Итог известен — и «вторая культура», и культура эмиграции, по крайней мере, в литературном изводе, оказавшись не в фокусе общественных интересов, не сумев предложить инструменты для социальной и психологической конкуренции наиболее влиятельным социокультурных группам, практически, прекратили существование как социокультурные феномены. А если говорить об исключениях и ограничиться субполем ленинградского андеграунда, то более менее определенно об успехе можно говорить только о трех выходцах из ленинградской второй культуры — Иосифе Бродском, Борисе Гройсе и Сергее Довлатове.
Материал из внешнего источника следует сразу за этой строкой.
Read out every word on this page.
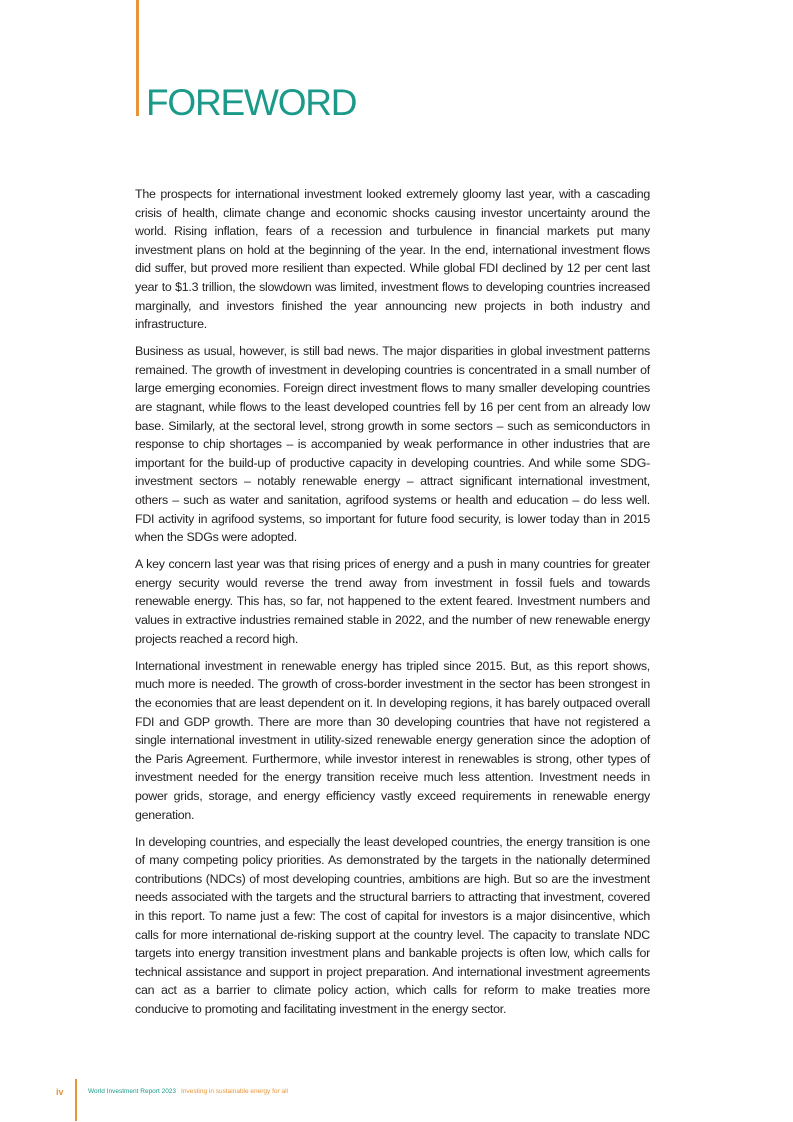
FOREWORD

The prospects for international investment looked extremely gloomy last year, with a cascading crisis of health, climate change and economic shocks causing investor uncertainty around the world. Rising inflation, fears of a recession and turbulence in financial markets put many investment plans on hold at the beginning of the year. In the end, international investment flows did suffer, but proved more resilient than expected. While global FDI declined by 12 per cent last year to $1.3 trillion, the slowdown was limited, investment flows to developing countries increased marginally, and investors finished the year announcing new projects in both industry and infrastructure.

Business as usual, however, is still bad news. The major disparities in global investment patterns remained. The growth of investment in developing countries is concentrated in a small number of large emerging economies. Foreign direct investment flows to many smaller developing countries are stagnant, while flows to the least developed countries fell by 16 per cent from an already low base. Similarly, at the sectoral level, strong growth in some sectors – such as semiconductors in response to chip shortages – is accompanied by weak performance in other industries that are important for the build-up of productive capacity in developing countries. And while some SDG-investment sectors – notably renewable energy – attract significant international investment, others – such as water and sanitation, agrifood systems or health and education – do less well. FDI activity in agrifood systems, so important for future food security, is lower today than in 2015 when the SDGs were adopted.

A key concern last year was that rising prices of energy and a push in many countries for greater energy security would reverse the trend away from investment in fossil fuels and towards renewable energy. This has, so far, not happened to the extent feared. Investment numbers and values in extractive industries remained stable in 2022, and the number of new renewable energy projects reached a record high.

International investment in renewable energy has tripled since 2015. But, as this report shows, much more is needed. The growth of cross-border investment in the sector has been strongest in the economies that are least dependent on it. In developing regions, it has barely outpaced overall FDI and GDP growth. There are more than 30 developing countries that have not registered a single international investment in utility-sized renewable energy generation since the adoption of the Paris Agreement. Furthermore, while investor interest in renewables is strong, other types of investment needed for the energy transition receive much less attention. Investment needs in power grids, storage, and energy efficiency vastly exceed requirements in renewable energy generation.

In developing countries, and especially the least developed countries, the energy transition is one of many competing policy priorities. As demonstrated by the targets in the nationally determined contributions (NDCs) of most developing countries, ambitions are high. But so are the investment needs associated with the targets and the structural barriers to attracting that investment, covered in this report. To name just a few: The cost of capital for investors is a major disincentive, which calls for more international de-risking support at the country level. The capacity to translate NDC targets into energy transition investment plans and bankable projects is often low, which calls for technical assistance and support in project preparation. And international investment agreements can act as a barrier to climate policy action, which calls for reform to make treaties more conducive to promoting and facilitating investment in the energy sector.

iv	World Investment Report 2023 Investing in sustainable energy for all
Все они, сформировавшись в рамках неофициальной культуры, выбрали эмиграцию. Бродский оказался последним, кому удалось заполнить вакансию общенационального поэта, более неактуальную для русской культуры. Гройс, как и представители московского концептуализма, ставшие для него объектом исследования, ориентировался исключительно на правила игры в актуальном искусстве Европы и Америки, что и позволило ему сделать самую впечатляющею академическую карьеру среди русских эмигрантов всех поколений. Довлатов — уже после смерти вернулся в Россию, но не как автор не эмигрантского «Нового американца», а как писатель, печатавшийся в «Нью-Йоркере», и занял позицию, единственно возможную для писателей эмиграции последней волны — стал звездой массовой литературы. Все остальные оказались не в фокусе.

[1] В. Алексеев. За границей //С. Гозиас, В. Алексеев. За границей и дома. С-Петербург, издательство Чернышева, 1993, с. 236-248.
[2] В. Кривулин. Шмон // Вестник новой литературы. N2, 1990, с. 6.
[3] Там же. С. 7-8.
[4] Этот фрагмент был не включен автором в журнальную публикацию романа в «Вестнике новой литературы», но содержится в полной версии романа, с которой В. Кривулин неоднократно выступал на чтениях в Ленинграде и Москве в первой половине 1980-х годов. Сам роман до сих пор целиком не напечатан, однако косвенным подтверждением сказанного является мой роман «Момемуры» (1984), где в пародийной форме пересказывается роман «Шмон» и в том числе пассаж о «Западе как концентрационном лагере». См: З. Ханселк, И. Северин. Момемуры // Вестник новой литературы. N6, 1993. C. 29.